Exercise objective:
· Overruling simulated with observed values: forcing functions.
Suggested reading:
Chapters 2.3, 4.1, 7.5 of the book, ORYZA2000: modelling lowland rice.
Exercise:
Two of the most important factors that determine growth are the amount of intercepted light (photosynthetically active radiation, i.e., the wavelength between 400 and 700 nm) and the efficiency with which this light is used in photosynthesis. For a given amount of sunlight, the light interception by the crop is determined by the leaf area index (LAI). The efficiency with which this light is used in photosynthesis depends on the leaf nitrogen content (NFLV). When we have experimental data on LAI and NFLV from a specific crop, we can use this information to improve the simulation with ORYZA2000. This is especially useful when we are not sure whether the growth conditions of the field experiment we want to study were actually truly ‘potential’ (for example, the crop in the experiment may have suffered from lack of nutrients or from diseases).
Ex-II.12. In CONTROL.DAT, change the experimental data file to IR72DS0.T92. This data file contains the management information and crop measurements of the zero nitrogen treatment of the field experiment at IRRI in 1992 (see Box II.1). The information available from this experiment in Box II.1 does not allow us to run ORYZA2000 with a nitrogen balance, so the RUNMOD is still ‘POTENTIAL’. Run the model, and make graphs of the simulated and observed LAI versus time (Figure II.6a) and of the simulated and observed weights of total biomass (Figure II.6b) and panicle biomass. Explain the results. A. With no N fertilizer, the crop suffers from nitrogen deficiency and crop performance is below potential, both in terms of leaf area and biomass.
Ex-II.13. Locate the parameter NFLV_FRC in the file IR72DS0.T92 and notice its meaning: when its value is 0, simulated values (i.e. values read from the crop data file IR72.DAT; see the text between Exercises III.3 and III.4 in “Chapter III: Nitrogen-limited production”) are used, and when its value is 2, the measured data are used (‘forced’ to replace the simulated values). Locate also the parameter LAI_FRC and notice the same meaning for the use of simulated or measured LAI values. Make a rerun with the values of both parameters set to 2:
NFLV_FRC = 2
LAI_FRC = 2
Run ORYZA2000 and make graphs of simulated and observed LAI (Figure II.7a), simulated and observed total biomass (Figure II.7b), simulated and observed green leaf biomass (Figure II.7c) and simulated and observed panicle biomass, for both the default run (no forcing) and the rerun (forcing). Explain the differences. A: with forced values for LAI and NFLV, the match between observed and simulated biomass is better than without using forced values.
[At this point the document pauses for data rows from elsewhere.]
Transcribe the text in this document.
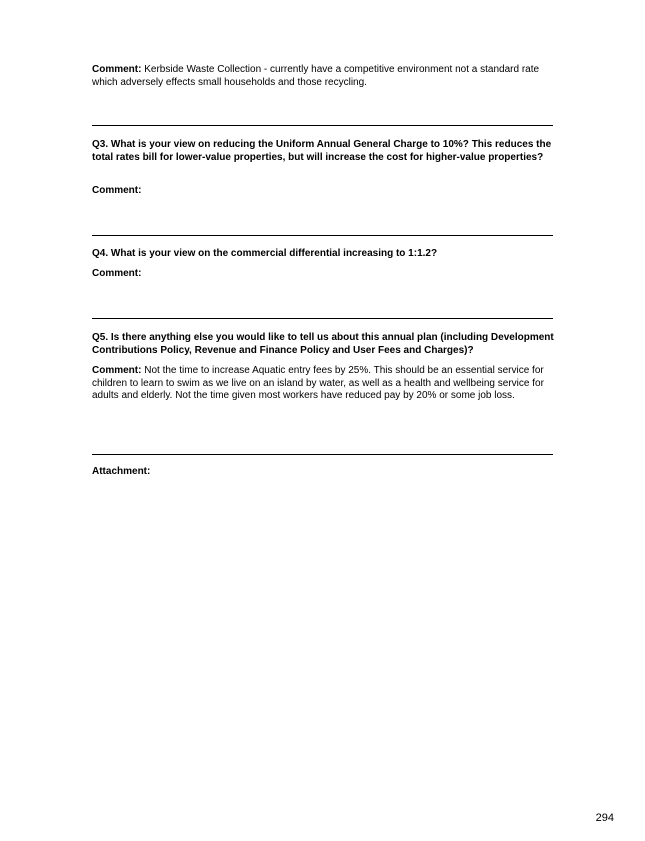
Comment: Kerbside Waste Collection - currently have a competitive environment not a standard rate which adversely effects small households and those recycling.
Q3. What is your view on reducing the Uniform Annual General Charge to 10%? This reduces the total rates bill for lower-value properties, but will increase the cost for higher-value properties?
Comment:
Q4. What is your view on the commercial differential increasing to 1:1.2?
Comment:
Q5. Is there anything else you would like to tell us about this annual plan (including Development Contributions Policy, Revenue and Finance Policy and User Fees and Charges)?
Comment: Not the time to increase Aquatic entry fees by 25%. This should be an essential service for children to learn to swim as we live on an island by water, as well as a health and wellbeing service for adults and elderly. Not the time given most workers have reduced pay by 20% or some job loss.
Attachment:
294
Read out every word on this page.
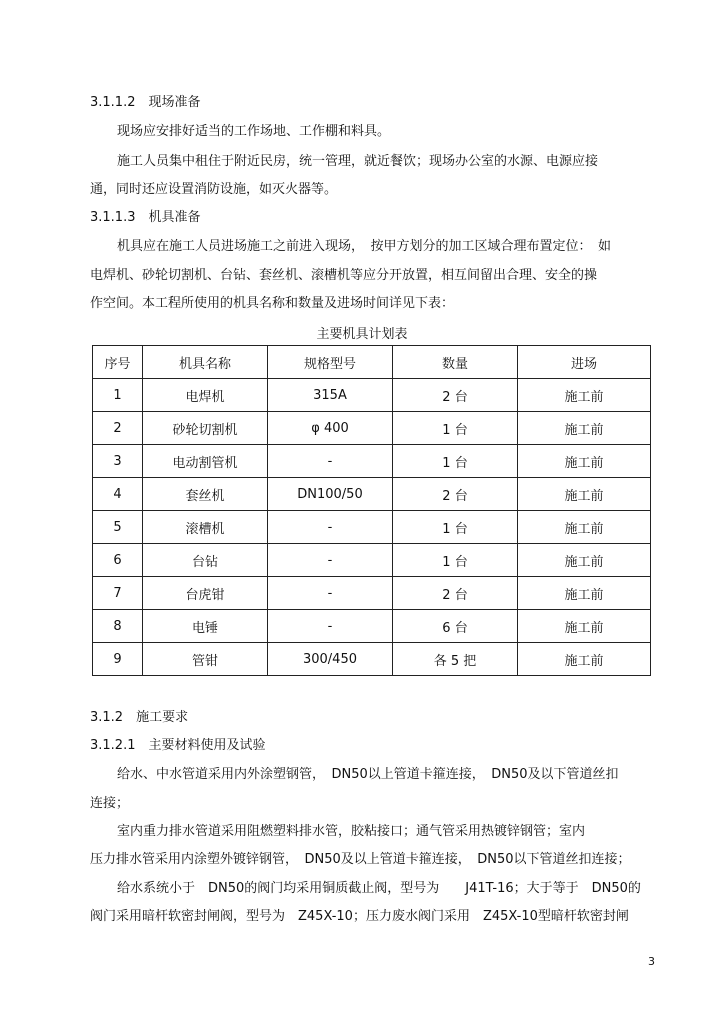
3.1.1.2　现场准备
现场应安排好适当的工作场地、工作棚和料具。
施工人员集中租住于附近民房，统一管理，就近餐饮；现场办公室的水源、电源应接
通，同时还应设置消防设施，如灭火器等。
3.1.1.3　机具准备
机具应在施工人员进场施工之前进入现场，　按甲方划分的加工区域合理布置定位：　如
电焊机、砂轮切割机、台钻、套丝机、滚槽机等应分开放置，相互间留出合理、安全的操
作空间。本工程所使用的机具名称和数量及进场时间详见下表：
主要机具计划表
序号	机具名称	规格型号	数量	进场
1	电焊机	315A	2 台	施工前
2	砂轮切割机	φ 400	1 台	施工前
3	电动割管机	-	1 台	施工前
4	套丝机	DN100/50	2 台	施工前
5	滚槽机	-	1 台	施工前
6	台钻	-	1 台	施工前
7	台虎钳	-	2 台	施工前
8	电锤	-	6 台	施工前
9	管钳	300/450	各 5 把	施工前
3.1.2　施工要求
3.1.2.1　主要材料使用及试验
给水、中水管道采用内外涂塑钢管，　DN50以上管道卡箍连接，　DN50及以下管道丝扣
连接；
室内重力排水管道采用阻燃塑料排水管，胶粘接口；通气管采用热镀锌钢管；室内
压力排水管采用内涂塑外镀锌钢管，　DN50及以上管道卡箍连接，　DN50以下管道丝扣连接；
给水系统小于　DN50的阀门均采用铜质截止阀，型号为　　J41T-16；大于等于　DN50的
阀门采用暗杆软密封闸阀，型号为　Z45X-10；压力废水阀门采用　Z45X-10型暗杆软密封闸
3
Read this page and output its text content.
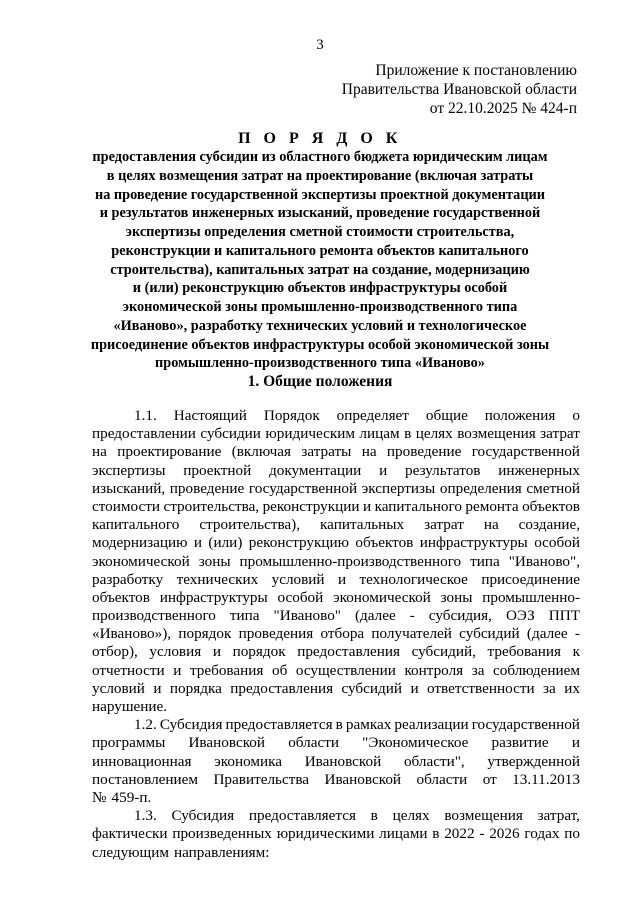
3
Приложение к постановлению
Правительства Ивановской области
от 22.10.2025 № 424-п
П О Р Я Д О К
предоставления субсидии из областного бюджета юридическим лицам
в целях возмещения затрат на проектирование (включая затраты
на проведение государственной экспертизы проектной документации
и результатов инженерных изысканий, проведение государственной
экспертизы определения сметной стоимости строительства,
реконструкции и капитального ремонта объектов капитального
строительства), капитальных затрат на создание, модернизацию
и (или) реконструкцию объектов инфраструктуры особой
экономической зоны промышленно-производственного типа
«Иваново», разработку технических условий и технологическое
присоединение объектов инфраструктуры особой экономической зоны
промышленно-производственного типа «Иваново»
1. Общие положения
1.1. Настоящий Порядок определяет общие положения о
предоставлении субсидии юридическим лицам в целях возмещения затрат
на проектирование (включая затраты на проведение государственной
экспертизы проектной документации и результатов инженерных
изысканий, проведение государственной экспертизы определения сметной
стоимости строительства, реконструкции и капитального ремонта объектов
капитального строительства), капитальных затрат на создание,
модернизацию и (или) реконструкцию объектов инфраструктуры особой
экономической зоны промышленно-производственного типа "Иваново",
разработку технических условий и технологическое присоединение
объектов инфраструктуры особой экономической зоны промышленно-
производственного типа "Иваново" (далее - субсидия, ОЭЗ ППТ
«Иваново»), порядок проведения отбора получателей субсидий (далее -
отбор), условия и порядок предоставления субсидий, требования к
отчетности и требования об осуществлении контроля за соблюдением
условий и порядка предоставления субсидий и ответственности за их
нарушение.
1.2. Субсидия предоставляется в рамках реализации государственной
программы Ивановской области "Экономическое развитие и
инновационная экономика Ивановской области", утвержденной
постановлением Правительства Ивановской области от 13.11.2013
№ 459-п.
1.3. Субсидия предоставляется в целях возмещения затрат,
фактически произведенных юридическими лицами в 2022 - 2026 годах по
следующим направлениям:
In Figure II.7a, we see that the simulated LAI in the forcing mode (rerun) is an interpolation of the measured LAI. However, after the last observed value of LAI (after daynumber 110), simulated LAI shoots up from less than 1 to around 1.5. This is because when the forcing mode is “on”, interpolated values are used from the first till the last observed value only. Before and after the last observed value, simulations are used as if there were no observations. Hence, pretty large “jumps” may occur in simulated values before and after the last observations.
Ex-II.14. In the RERUNS.DAT, insert an * in front of the line NFLV_FRC = 2, run ORYZA2000 and examine the results by producing the same graphs as in EX-II.13. Then remove this *, insert an * in front of the line LAI_FRC = 2, run ORYZA2000 and examine the results by generating the graphs. Explain the differences. A. The effect of LAI is most important, and the effect of leaf nitrogen content on photosynthesis is minor. We will see later (“Chapter III: Nitrogen-limited production”) that the reduced leaf area development in the zero N treatment is caused primarily by a reduced relative leaf growth rate (RGRLMAX) caused by (early) N limitations (see also Chapter 5 of the book “ORYZA2000: modelling lowland rice”).
Figure II.6a. Simulated and observed leaf area index (-) versus time, for the zero N treatment at IRRI, Los Baños, Philippines, dry season 1992.
Figure II.6b. Simulated and observed total biomass and panicle biomass (kg ha-1) versus time, for the zero N treatment at IRRI, Los Baños, Philippines, dry season 1992.
Figure II.7a. Simulated and observed leaf area index (-) versus time for the zero N treatment at IRRI, Los Baños, Philippines, dry season 1992, with and without forcing of measured LAI and NFLV.
Figure II.7b. Simulated and observed total biomass (kg ha-1) versus time for the zero N treatment at IRRI, Los Baños, Philippines, dry season 1992, with and without forcing of measured LAI and NFLV.
Figure II.7c. Simulated and observed green leaf biomass (kg ha-1) versus time for the zero N treatment at IRRI, Los Baños, Philippines, dry season 1992, with and without forcing of measured LAI and NFLV.